# List of software I would like to be available in Ports



## AntumDeluge (Jan 7, 2015)

I posted a thread about two pieces of software that I was hoping to be ported or port myself. Both are now available in the FreeBSD Ports Collection (thanks to antont and lbartoletti): net/quiterss and x11/antimicro

I was also listing other software that I was planning to attempt to port if no one else took on that task. I decided to open a new thread since the title for that one was directed at two specific software.
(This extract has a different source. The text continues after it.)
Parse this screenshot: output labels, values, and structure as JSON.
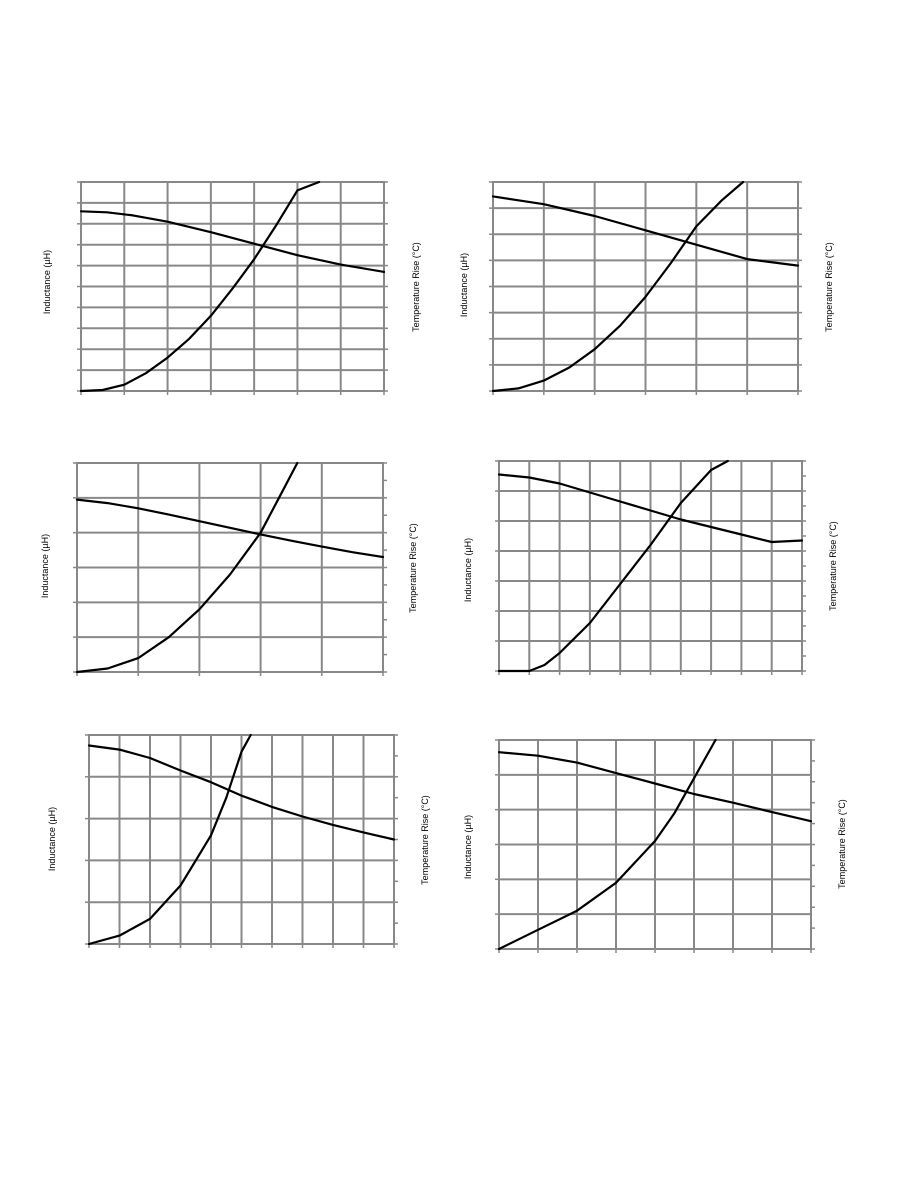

So, here is some software that I would like to see in the Ports Collection:
ktsuss (sysutils/ktsuss) (submitted proposal)
LXDM (x11/lxdm)
PeaZip (archivers/peazip)
MyABCs (education/myabcs) (this is my own software)​
*--- Edit ---*

wxHexEditor (editors/wxhexeditor) (submitted proposal)
Stendhal (games/stendhal) (submitted proposal)
Marauroa (devel/marauroa) (engine for Stendhal) (is packaged with Stendhal but want to eventually make separate Ports)​
*--- Edit ---*

To try out one of the proposals I submitted, download the <name>.shar attachment in the report. Open a terminal and `cd` into the port category directory (e.g. /usr/ports/<category>). Then run `sh <name>.shar`. Now you can `cd` into the new directory (probably of the same <name>) and build the port.

*--- Edit ---*

JPCSP (emulators/jpcsp)​
Because JPCSP does not provide any packaged source code releases (at least none that I can find) I set up my SF project to  host one for use with FreeBSD Ports. Otherwise I would have had to use Subversion from directly within the port, which is possible I believe, but I was having some issues with checksums.


----------